- Directed by: James Ricardo
- Written by: James Ricardo
- Produced by: Monique Yamaguchi James Ricardo Rogina
- Starring: Russ Kingston Mark Wood J.C. Maçek III
- Cinematography: Christopher Gosch
- Edited by: J.R. Lizarraga Aron Rosenthal
- Music by: Jason Solowsky
- Distributed by: ShortsTV
- Release date: April 16, 2010;
- Running time: 7 minutes
- Country: United States
- Language: English

= Guillotine Guys =

Guillotine Guys is a 2010 short comedy thriller film written and directed by James Ricardo and starring Russ Kingston, Mark Wood and J.C. Maçek III.

==Plot==
A young punk robs a liquor store and learns a painful yet valuable lesson about loss and attachment.

==Film festival run==
Guillotine Guys was screened at the 2010 Bucheon International Fantastic Film Festival in Bucheon, South Korea.

==Critical reception==
Film Threat, "Guillotine Guys exhibits enough style and cool-headed storytelling to warrant more than seven minutes of your time."

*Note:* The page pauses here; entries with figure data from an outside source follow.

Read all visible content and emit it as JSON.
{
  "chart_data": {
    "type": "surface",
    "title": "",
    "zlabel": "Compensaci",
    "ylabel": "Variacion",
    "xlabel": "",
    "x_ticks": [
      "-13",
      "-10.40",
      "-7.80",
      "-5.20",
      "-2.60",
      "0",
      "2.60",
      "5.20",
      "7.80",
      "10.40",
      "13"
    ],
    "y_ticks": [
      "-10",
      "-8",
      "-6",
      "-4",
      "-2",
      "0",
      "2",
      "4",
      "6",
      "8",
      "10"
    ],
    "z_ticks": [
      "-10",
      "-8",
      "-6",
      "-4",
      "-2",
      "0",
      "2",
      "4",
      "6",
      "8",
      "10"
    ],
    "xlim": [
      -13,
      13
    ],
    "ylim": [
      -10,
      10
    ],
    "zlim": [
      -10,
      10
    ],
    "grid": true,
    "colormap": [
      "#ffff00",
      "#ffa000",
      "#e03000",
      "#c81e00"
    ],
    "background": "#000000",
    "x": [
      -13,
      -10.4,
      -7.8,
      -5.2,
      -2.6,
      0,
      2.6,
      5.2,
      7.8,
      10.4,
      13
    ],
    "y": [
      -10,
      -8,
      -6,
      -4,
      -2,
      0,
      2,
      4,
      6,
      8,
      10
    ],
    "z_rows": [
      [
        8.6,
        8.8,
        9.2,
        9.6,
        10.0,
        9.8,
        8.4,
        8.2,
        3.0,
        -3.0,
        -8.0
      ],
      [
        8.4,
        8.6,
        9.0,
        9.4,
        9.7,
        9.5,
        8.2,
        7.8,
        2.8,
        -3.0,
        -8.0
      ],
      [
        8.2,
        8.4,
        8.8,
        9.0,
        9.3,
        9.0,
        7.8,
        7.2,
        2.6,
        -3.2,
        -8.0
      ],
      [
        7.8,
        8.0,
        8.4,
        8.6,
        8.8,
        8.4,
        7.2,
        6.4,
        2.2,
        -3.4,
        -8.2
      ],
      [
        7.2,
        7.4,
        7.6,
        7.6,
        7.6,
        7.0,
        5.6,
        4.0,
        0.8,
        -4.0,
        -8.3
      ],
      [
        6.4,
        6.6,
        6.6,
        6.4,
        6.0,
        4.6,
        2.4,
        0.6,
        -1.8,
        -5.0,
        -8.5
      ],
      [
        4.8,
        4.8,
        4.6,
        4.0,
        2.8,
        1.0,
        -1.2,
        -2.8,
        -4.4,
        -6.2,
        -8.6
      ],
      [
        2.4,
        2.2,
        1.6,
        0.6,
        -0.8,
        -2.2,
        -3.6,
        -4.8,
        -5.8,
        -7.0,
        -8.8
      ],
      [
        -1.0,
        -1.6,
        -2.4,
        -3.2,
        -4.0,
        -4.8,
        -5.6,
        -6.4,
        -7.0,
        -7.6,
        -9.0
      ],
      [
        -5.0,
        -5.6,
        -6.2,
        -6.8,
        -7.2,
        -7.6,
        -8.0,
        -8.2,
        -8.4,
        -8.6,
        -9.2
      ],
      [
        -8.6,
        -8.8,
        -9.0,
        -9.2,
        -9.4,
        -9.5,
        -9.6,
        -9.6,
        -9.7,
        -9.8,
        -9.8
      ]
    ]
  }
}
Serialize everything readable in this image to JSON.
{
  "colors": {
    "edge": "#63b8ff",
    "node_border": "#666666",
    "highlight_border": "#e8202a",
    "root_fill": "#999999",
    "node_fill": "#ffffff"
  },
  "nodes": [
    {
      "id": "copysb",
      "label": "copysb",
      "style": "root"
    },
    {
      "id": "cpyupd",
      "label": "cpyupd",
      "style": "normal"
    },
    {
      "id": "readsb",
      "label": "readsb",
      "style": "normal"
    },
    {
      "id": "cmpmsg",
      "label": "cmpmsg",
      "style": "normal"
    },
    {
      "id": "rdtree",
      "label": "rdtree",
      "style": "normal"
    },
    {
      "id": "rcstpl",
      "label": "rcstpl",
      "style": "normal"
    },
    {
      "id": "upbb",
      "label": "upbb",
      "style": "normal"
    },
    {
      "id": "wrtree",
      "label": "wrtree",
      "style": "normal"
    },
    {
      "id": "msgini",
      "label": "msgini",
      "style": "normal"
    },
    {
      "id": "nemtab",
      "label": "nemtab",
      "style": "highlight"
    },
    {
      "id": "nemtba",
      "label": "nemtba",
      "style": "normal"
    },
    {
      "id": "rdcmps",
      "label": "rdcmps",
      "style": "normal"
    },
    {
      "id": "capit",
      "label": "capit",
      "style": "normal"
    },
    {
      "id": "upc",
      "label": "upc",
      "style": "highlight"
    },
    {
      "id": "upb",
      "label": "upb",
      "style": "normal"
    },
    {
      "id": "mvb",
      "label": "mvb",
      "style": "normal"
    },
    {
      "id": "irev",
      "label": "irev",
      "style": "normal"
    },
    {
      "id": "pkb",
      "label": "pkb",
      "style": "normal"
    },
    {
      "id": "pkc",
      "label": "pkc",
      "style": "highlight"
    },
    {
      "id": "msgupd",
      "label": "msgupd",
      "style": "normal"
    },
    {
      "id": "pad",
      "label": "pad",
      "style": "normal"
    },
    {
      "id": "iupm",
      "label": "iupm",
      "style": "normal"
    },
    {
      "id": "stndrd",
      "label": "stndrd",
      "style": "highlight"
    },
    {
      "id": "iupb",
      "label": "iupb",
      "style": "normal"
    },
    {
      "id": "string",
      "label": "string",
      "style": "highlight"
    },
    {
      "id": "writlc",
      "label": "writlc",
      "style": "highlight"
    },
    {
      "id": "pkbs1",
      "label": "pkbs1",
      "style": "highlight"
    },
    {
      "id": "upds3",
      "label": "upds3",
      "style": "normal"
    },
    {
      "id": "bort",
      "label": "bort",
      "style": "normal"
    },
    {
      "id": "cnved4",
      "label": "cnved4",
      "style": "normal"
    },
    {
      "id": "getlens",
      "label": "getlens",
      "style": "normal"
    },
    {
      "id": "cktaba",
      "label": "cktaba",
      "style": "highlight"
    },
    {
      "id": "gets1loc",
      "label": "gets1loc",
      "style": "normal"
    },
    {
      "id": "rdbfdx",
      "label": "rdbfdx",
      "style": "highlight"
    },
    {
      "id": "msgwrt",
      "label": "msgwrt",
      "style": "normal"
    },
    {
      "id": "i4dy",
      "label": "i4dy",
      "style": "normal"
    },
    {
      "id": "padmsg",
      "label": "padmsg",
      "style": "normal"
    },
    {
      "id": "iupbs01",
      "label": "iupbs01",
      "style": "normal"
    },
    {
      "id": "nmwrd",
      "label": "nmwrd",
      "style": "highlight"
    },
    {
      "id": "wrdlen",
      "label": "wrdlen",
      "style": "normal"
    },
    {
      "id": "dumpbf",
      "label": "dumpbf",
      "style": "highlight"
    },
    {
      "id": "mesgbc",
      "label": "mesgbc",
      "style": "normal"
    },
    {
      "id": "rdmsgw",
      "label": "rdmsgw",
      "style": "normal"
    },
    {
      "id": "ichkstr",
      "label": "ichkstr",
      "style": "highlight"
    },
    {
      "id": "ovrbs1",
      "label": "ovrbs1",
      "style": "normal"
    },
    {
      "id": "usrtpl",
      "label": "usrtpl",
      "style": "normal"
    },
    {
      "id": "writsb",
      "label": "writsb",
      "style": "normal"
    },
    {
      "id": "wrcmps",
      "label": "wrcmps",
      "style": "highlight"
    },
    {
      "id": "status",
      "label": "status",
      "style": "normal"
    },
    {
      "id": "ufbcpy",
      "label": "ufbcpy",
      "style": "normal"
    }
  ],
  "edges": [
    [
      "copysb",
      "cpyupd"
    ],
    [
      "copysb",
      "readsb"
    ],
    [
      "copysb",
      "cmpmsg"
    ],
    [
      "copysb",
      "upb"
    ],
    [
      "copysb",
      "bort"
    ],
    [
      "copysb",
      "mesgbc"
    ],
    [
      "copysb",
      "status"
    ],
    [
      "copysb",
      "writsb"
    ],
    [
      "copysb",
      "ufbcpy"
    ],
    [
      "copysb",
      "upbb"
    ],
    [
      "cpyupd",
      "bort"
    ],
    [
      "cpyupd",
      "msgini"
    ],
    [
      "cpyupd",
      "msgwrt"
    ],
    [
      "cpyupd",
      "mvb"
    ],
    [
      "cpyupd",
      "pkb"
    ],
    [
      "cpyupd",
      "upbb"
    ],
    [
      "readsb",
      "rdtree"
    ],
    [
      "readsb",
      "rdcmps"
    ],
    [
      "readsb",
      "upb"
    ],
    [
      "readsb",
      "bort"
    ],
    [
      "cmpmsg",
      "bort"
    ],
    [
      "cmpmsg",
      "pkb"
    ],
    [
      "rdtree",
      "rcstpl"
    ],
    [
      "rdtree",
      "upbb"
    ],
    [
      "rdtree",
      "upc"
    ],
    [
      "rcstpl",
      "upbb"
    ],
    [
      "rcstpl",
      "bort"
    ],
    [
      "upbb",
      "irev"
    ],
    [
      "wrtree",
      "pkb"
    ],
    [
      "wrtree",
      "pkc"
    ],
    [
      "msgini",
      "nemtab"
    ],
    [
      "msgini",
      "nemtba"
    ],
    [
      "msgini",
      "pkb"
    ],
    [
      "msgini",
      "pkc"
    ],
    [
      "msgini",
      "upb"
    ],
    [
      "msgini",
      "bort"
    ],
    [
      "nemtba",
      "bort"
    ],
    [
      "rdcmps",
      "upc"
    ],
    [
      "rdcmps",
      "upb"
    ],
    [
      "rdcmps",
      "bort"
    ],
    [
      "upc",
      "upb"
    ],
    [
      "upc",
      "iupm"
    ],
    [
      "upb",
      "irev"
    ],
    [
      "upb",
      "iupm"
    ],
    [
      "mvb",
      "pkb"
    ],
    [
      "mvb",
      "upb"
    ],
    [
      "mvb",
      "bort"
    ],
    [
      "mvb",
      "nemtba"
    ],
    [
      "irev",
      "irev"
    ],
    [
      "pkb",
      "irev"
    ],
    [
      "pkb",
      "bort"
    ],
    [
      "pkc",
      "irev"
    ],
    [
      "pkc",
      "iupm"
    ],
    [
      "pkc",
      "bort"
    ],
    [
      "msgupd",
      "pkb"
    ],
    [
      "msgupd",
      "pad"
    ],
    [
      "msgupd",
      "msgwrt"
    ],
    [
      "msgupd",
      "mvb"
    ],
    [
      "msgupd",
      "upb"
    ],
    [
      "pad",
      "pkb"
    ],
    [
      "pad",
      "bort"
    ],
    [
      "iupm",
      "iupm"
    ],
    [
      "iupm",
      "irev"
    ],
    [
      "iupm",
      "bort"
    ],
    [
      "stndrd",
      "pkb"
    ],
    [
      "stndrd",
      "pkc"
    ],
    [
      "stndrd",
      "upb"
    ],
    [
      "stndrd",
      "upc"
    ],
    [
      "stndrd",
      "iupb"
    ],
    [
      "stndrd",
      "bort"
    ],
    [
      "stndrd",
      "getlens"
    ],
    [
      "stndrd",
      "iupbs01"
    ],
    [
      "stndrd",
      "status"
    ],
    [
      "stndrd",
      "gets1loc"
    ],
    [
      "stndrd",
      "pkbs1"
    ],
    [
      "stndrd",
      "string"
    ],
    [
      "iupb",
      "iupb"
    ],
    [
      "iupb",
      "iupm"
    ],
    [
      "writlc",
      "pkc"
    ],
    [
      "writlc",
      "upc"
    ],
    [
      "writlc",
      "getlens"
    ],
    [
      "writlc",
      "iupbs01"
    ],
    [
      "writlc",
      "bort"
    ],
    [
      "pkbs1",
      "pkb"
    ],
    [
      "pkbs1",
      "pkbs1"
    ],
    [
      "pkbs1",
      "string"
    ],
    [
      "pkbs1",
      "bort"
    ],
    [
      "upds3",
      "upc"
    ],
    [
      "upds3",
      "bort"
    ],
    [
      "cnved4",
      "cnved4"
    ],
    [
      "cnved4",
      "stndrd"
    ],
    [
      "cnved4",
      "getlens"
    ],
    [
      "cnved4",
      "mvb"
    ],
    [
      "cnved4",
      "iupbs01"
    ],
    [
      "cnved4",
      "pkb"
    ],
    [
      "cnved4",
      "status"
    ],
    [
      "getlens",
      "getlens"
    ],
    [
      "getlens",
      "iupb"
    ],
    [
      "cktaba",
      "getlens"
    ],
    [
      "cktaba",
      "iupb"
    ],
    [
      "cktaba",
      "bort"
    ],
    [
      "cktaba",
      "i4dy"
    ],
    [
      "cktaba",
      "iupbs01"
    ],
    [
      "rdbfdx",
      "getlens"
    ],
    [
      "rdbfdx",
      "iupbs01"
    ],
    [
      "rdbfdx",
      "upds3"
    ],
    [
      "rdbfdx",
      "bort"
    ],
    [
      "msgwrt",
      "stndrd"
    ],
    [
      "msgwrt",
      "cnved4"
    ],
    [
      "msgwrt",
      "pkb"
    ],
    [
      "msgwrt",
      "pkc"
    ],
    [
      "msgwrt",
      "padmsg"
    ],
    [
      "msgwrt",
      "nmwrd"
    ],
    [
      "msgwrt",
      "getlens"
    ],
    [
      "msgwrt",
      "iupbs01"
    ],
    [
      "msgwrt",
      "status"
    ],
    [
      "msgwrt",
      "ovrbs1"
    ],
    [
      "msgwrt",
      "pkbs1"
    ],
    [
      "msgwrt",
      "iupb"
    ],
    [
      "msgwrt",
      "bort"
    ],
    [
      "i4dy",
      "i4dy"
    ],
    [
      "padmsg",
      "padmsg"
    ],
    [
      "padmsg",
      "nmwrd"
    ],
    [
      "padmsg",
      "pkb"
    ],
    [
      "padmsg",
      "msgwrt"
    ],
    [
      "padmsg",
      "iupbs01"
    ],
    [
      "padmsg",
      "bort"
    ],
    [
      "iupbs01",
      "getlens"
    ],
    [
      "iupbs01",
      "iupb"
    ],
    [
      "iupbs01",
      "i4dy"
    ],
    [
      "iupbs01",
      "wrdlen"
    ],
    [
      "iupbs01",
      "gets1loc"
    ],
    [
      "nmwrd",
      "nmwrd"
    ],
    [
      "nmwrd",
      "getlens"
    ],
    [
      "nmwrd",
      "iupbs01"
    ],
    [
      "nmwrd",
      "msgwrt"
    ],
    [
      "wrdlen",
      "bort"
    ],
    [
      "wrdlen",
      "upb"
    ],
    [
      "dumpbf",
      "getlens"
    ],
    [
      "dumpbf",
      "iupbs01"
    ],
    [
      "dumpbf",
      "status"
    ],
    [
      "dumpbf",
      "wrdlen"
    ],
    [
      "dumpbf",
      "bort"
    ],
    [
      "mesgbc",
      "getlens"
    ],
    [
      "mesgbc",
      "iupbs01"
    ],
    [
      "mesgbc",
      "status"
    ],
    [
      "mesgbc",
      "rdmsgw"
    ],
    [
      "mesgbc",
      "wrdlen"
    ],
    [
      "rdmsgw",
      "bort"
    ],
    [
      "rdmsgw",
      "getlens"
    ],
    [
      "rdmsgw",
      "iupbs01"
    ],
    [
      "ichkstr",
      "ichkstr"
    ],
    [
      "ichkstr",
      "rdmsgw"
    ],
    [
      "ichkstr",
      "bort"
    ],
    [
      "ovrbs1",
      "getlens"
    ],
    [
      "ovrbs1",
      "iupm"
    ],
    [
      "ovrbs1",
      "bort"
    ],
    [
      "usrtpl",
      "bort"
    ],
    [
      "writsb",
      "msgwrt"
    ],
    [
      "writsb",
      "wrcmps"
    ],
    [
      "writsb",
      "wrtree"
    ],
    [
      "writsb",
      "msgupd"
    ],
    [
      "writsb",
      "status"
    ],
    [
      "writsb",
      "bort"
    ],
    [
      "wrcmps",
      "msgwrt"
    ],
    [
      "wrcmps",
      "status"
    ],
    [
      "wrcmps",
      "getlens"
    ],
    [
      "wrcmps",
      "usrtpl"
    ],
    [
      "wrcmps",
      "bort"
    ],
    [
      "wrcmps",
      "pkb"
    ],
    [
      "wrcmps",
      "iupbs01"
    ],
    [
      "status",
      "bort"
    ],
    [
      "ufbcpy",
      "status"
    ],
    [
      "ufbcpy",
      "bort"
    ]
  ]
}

Dread Central, "I loved it, and feel it would make a perfect aperitif to a feature film, paired with another short or two."

Ain't It Cool News, "A moralistic short film."

HorrorCultFilms, "Guillotine Guys is a dark comedy thriller from writer and director, James Ricardo. James’ film had me curious, shocked, wincing, laughing and ‘ohhh’ing. A short that can do all that in under 7 minutes deserves to be recognised. The film is gritty and authentic with an attention to detail that should be applauded."